5 In a radio address on March 6, Yahya announced that he had decided to convene the National Assembly on March 25. He concluded the speech by warning that as long as he was in charge of the armed forces he would defend the integrity of Pakistan. (Telegram 1957 from Islamabad, March 6; National Archives, RG 59, Central Files 1970-73, POL PAK) The Embassy's comments on the speech were reported in telegram 1963 from Islamabad, March 6. (Ibid.)
6 Telegram 38122 to Islamabad and Dacca, March 6. (Ibid.)
Mr. Kissinger: But doesn't Mujib control the Assembly?
Mr. Kissinger: Why wouldn't the convening of the National Assembly on March 25 be acceptable to East Pakistan? They control the Assembly and nothing can pass without them.
Mr. Van Hollen: They may interpret it as another stalling tactic by Yahya.
Mr. Kissinger: If they accept the proposal for an Assembly meeting, we have no foreign policy problem.
Mr. Johnson: I agree; the temperature drops.
Mr. Kissinger: What would be the motive for a declaration of independence?

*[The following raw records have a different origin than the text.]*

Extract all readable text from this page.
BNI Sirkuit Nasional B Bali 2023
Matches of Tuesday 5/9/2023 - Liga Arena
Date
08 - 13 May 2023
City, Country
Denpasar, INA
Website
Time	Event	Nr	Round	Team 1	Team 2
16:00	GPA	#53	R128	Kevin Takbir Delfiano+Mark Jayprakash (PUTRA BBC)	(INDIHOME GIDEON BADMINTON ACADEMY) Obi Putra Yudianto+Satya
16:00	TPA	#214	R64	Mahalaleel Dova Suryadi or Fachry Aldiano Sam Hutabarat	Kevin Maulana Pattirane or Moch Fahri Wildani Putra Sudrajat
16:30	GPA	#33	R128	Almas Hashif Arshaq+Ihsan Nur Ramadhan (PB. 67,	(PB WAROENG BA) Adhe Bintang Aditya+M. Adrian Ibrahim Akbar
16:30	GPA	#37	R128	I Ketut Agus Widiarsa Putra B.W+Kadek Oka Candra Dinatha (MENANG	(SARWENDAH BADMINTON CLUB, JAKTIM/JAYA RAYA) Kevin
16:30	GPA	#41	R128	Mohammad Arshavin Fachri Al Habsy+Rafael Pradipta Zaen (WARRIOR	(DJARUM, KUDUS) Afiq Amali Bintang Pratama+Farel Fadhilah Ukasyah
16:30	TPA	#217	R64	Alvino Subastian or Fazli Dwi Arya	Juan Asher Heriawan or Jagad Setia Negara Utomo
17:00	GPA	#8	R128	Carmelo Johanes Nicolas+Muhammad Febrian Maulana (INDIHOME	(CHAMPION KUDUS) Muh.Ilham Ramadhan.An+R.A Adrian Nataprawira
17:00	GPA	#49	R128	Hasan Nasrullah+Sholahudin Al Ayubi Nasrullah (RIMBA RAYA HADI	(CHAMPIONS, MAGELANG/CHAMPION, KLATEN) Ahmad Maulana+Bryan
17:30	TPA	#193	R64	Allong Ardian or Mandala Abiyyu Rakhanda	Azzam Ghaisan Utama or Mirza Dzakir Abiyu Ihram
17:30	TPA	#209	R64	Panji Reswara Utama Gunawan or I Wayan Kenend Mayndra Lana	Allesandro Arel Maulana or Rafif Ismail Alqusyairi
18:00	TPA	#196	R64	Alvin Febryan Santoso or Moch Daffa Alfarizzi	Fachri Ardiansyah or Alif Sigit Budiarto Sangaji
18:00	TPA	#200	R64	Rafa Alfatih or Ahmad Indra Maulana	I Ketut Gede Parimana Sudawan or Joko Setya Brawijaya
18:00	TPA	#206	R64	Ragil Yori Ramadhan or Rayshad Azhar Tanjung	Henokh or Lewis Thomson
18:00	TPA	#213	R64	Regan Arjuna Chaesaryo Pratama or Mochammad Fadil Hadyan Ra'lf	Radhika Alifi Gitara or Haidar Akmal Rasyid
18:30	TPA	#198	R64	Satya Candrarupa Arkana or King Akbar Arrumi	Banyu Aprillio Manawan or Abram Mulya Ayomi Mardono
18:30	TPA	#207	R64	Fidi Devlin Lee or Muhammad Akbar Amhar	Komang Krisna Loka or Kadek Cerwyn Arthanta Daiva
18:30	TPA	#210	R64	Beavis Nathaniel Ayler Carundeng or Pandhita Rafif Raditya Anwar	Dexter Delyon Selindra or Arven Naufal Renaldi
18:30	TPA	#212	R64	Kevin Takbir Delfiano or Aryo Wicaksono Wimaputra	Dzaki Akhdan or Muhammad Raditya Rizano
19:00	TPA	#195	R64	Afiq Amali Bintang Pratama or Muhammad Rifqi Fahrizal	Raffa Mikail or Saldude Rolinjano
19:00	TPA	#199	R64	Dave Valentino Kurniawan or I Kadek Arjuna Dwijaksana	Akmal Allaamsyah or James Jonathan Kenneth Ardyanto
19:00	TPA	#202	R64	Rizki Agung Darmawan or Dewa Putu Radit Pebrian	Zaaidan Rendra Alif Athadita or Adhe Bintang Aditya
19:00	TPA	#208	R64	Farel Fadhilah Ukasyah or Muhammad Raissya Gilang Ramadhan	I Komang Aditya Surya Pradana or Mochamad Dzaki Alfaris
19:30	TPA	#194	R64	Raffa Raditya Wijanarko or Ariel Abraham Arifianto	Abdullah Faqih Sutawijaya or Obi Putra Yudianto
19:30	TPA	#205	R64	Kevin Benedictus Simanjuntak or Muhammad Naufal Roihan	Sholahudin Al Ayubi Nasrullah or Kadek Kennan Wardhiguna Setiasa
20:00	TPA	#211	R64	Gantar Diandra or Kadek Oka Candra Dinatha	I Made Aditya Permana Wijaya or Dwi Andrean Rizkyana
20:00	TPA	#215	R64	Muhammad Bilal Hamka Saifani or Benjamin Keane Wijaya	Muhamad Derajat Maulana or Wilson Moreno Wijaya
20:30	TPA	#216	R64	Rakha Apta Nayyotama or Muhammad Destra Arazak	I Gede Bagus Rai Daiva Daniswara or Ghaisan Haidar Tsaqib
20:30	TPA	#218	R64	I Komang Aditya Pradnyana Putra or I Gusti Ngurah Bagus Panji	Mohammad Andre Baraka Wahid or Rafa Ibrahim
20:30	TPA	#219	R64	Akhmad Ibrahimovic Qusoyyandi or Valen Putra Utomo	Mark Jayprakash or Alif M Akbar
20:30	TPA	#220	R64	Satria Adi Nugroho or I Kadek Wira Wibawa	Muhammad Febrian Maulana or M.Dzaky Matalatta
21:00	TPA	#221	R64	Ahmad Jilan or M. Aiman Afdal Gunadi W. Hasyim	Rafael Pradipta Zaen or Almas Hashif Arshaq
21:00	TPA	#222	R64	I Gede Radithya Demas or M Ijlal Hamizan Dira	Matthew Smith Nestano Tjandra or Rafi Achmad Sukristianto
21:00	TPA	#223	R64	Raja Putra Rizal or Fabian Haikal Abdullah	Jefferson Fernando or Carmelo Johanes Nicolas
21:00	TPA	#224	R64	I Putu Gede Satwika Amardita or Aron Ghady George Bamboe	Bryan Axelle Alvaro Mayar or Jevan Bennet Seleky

Mr. Van Hollen: There has been movement in East Pakistan in that direction which was intensified by Yahya's postponement of the National Assembly meeting that was scheduled for last Wednesday. Also, they have interpreted Yahya's speech yesterday as being particularly hardline, blaming Mujib for the situation and threatening the use of force.
Mr. Kissinger: I agree that force won't work.
Mr. Van Hollen: Yes, but they might try.
Mr. Helms: To coin a phrase, Yahya's attitude is that he did not become President of Pakistan to preside over the dissolution of the Pakistan state.
Mr. Kissinger: What force do they have?
Mr. Helms: 20,000 troops.
Mr. Kissinger: Would East Pakistan resist? What is their population?
Mr. Johnson: 75 million, and they would resist. Also, West Pakistan would not be allowed to overfly India.
Mr. Kissinger: It would be impossible. They would have to reinforce by ship.
Mr. Johnson: They have some C-130's which could fly around India by refueling in Ceylon.
Mr. Kissinger: Ceylon wouldn't let them, would they?
Mr. Van Hollen: They do it now, but they might not if circumstances should change.
Mr. Noyes: India would put pressure on Ceylon to refuse.